AThe article states that the economic rationale is to improve efficiency and reduce costs. It highlights that an AI researcher can work 24/7, eliminating costs like travel, overtime, car fees, and meal subsidies. It cites Howard Marks' calculation that if an AI can produce the analysis of a research assistant with a $200,000 salary, it doesn't matter if it truly thinks; what matters is if the work is reliable and usable, saving millions in costs.

QWhat are the perceived advantages of an AI researcher like 'OpenClaw' or a 'lobster' agent over a human researcher from a fund manager's perspective, as listed in the article?

AThe advantages listed are: working around the clock without breaks or slacking off; having long-term memory and instantly recalling key data; being absolutely loyal and obedient, preventing them from leaving to start a rival firm; and continuously self-iterating, avoiding becoming obsolete like a human researcher set in their ways.

QHow do quantitative funds (量化) view tools like OpenClaw, and what more advanced systems are they using instead, according to the article?

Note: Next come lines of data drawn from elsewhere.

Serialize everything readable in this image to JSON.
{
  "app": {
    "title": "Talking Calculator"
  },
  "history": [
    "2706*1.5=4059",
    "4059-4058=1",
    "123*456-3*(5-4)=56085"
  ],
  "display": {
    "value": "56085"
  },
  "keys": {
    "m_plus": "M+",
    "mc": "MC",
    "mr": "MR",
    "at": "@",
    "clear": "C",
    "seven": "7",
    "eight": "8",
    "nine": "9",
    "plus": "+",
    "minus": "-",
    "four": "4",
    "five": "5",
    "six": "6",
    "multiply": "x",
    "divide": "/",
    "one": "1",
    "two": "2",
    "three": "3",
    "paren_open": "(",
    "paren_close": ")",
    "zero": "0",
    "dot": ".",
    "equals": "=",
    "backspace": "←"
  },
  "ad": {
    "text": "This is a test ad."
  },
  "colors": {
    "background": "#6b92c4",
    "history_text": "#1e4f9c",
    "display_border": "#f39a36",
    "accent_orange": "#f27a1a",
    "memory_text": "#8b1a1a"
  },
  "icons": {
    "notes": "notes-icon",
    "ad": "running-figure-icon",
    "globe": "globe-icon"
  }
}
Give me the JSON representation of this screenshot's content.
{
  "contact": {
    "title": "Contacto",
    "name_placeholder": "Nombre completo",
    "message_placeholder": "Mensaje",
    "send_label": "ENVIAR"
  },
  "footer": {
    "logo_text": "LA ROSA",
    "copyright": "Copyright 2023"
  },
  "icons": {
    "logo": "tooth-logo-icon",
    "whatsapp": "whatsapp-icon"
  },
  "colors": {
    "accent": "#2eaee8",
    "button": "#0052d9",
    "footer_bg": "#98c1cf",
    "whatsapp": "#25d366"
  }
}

AQuantitative funds view OpenClaw as a 'toy-like semi-finished product' with randomness, non-systematic nature, and low security, making it unsuitable for their serious production environment. They are using more advanced Multi-Agent platforms with a richer arsenal of agents. For example, Xiyue Investment's Apollo AI multi-agent system embeds AI into research, data, trading, and operations, akin to having seven or eight hundred AI employees.

QWhat human qualities does the article suggest will remain valuable and irreplaceable by AI in the asset management industry, even if AI handles data and reports?

AThe article suggests that human qualities like a passion for investing, intuition about uncertainty, and the resilience to continue working even when criticized for being inferior to AI will remain valuable. It also mentions that AI cannot understand human nature, empathize (e.g., understanding why someone holds a losing stock for years), or take responsibility for losses and face investors.